As exercise I tried to follow and the copy the ungraded lab 5 of c3w3. I tried using a my own data set of anime synopsis and its review scores from 2-10. I adjusted the last layer of the model to make it a softmax activation with 9 neurons. When I tried training the model, the accuracy was very low and became 0 and the loss just outputted nan. Attached is my notebook and the json file of the dataset I used in a zip file. Could someone check out my code and see what I am doing wrong?
nlp exercise.zip (2.3 MB)
On checking your code; for softmax activation with 9 neurons, your labels should be categorical, representing one-hot encoded vectors, where each score from 2 to 10 maps to a class from 0 to 8. Try this and see if this can help your model train better.

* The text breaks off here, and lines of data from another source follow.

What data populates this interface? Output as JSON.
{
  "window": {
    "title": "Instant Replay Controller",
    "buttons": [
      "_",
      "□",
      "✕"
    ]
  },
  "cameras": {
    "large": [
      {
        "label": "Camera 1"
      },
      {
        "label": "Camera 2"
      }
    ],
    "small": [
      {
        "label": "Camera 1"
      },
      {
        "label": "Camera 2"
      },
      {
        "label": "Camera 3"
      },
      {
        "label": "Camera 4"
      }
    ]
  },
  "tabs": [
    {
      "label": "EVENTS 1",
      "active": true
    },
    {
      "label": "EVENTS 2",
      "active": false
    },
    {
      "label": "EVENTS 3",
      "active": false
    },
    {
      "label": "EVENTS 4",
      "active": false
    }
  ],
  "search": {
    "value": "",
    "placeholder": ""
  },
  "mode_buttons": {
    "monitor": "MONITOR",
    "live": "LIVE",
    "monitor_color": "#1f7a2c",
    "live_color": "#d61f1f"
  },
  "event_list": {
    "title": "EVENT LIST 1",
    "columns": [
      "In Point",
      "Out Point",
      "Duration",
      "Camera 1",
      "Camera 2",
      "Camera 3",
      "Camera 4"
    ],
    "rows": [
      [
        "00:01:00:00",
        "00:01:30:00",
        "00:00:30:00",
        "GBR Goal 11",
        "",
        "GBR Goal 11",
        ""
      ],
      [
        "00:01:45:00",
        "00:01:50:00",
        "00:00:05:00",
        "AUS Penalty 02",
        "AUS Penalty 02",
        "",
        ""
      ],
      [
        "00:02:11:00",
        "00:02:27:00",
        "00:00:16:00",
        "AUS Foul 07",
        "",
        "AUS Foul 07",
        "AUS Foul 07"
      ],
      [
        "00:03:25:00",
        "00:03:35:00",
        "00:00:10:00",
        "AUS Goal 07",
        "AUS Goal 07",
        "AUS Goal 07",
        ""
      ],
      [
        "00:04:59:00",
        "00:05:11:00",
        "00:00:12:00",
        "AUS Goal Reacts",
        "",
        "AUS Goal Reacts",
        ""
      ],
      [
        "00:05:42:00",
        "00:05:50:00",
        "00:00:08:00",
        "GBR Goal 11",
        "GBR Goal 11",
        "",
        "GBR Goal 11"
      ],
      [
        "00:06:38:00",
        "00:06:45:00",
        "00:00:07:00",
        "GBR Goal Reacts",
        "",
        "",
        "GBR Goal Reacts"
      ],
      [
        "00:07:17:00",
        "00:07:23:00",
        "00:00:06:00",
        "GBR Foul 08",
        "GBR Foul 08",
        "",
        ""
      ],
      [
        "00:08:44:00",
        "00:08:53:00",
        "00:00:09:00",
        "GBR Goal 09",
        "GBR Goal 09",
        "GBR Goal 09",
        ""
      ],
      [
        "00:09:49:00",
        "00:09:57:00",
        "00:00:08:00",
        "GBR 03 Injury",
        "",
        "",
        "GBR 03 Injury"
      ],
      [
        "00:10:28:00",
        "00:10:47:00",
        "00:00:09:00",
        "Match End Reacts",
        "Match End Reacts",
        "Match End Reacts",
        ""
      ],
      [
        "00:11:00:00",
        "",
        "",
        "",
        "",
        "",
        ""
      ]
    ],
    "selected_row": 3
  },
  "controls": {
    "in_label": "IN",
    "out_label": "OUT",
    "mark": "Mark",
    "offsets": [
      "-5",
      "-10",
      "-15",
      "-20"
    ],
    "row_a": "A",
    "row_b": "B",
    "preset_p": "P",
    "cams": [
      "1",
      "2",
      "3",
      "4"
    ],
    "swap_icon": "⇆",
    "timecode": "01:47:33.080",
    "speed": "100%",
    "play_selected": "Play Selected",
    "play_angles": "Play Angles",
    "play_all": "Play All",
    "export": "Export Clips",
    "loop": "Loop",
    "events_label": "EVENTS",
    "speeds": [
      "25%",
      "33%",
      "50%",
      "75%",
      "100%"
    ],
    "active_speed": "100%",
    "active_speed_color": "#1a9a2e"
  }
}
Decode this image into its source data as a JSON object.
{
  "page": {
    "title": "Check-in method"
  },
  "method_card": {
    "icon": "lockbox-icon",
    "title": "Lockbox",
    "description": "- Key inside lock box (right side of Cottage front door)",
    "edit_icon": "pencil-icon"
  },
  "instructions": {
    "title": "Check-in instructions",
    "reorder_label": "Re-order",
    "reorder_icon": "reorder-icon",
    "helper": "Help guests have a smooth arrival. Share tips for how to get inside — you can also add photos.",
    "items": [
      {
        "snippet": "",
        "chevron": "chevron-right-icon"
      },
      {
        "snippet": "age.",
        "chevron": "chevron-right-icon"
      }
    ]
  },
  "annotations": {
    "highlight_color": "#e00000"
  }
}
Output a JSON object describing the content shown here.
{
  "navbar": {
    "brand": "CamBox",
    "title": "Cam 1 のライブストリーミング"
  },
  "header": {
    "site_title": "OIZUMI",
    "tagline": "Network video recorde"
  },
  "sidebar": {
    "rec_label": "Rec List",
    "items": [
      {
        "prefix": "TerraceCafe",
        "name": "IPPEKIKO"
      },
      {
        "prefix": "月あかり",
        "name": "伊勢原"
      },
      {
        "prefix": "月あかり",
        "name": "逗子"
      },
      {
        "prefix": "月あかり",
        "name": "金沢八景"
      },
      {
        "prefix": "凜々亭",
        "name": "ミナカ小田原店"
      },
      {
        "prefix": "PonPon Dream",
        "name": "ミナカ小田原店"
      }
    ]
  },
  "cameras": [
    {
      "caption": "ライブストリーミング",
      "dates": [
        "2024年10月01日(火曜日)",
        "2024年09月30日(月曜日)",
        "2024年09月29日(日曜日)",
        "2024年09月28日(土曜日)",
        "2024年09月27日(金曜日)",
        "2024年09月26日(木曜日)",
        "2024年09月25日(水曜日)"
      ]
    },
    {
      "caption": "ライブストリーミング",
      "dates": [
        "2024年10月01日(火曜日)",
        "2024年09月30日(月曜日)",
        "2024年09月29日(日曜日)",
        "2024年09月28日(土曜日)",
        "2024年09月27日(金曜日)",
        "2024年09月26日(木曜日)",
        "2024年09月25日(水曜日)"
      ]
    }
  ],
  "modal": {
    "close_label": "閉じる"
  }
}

Okay so I edited the notebook where in the prepossessing cell, I added a tf.one_hot encoding for my labels and a depth of 9 given the 9 possible classes. Now model runs when I train it and when I give it a test sentence to predict a score I get a softmax array with 9 indexes. With how I did it, is the score labels of 2-10 exactly mapped to the indexes of the softmax arrays where the score of 2 is mapped to the first index and 10 being mapped to the last index. Also any advice on how to improve the models accuracy? Attached is my updated notebook
nlp exercise (2).zip (2.4 MB)
Nice job getting it to work. While preprocessing, I suggest you do it this way, so you can easily get it back afterwards:
# Apply one-hot encoding to map the scores 2-10 to 0-8
dataset_sequences = dataset.map(
lambda text, label: (vectorize_layer(text), tf.one_hot(label - 2, depth=9)) # Adjust label range
)
This means you can do this to get your actual label, at the end, after the inference:
predicted_scores = tf.argmax(result1, axis=1) + 2 # Add 2 to shift from 0-8 to 2-10
print(predicted_scores.numpy()) # Convert to numpy array if needed
Regarding the fact that you got the same output for two different sentences, you can investigate the data again for class imbalances. Maybe some of the labels are featured more in the dataset. Improving the model will require a lot of experimentation to see what works. And sometimes, a combination of model and dataset has a performance threshold that may be hard to surpass. Experimenting will allow you know whether you have reached such a threshold for your model.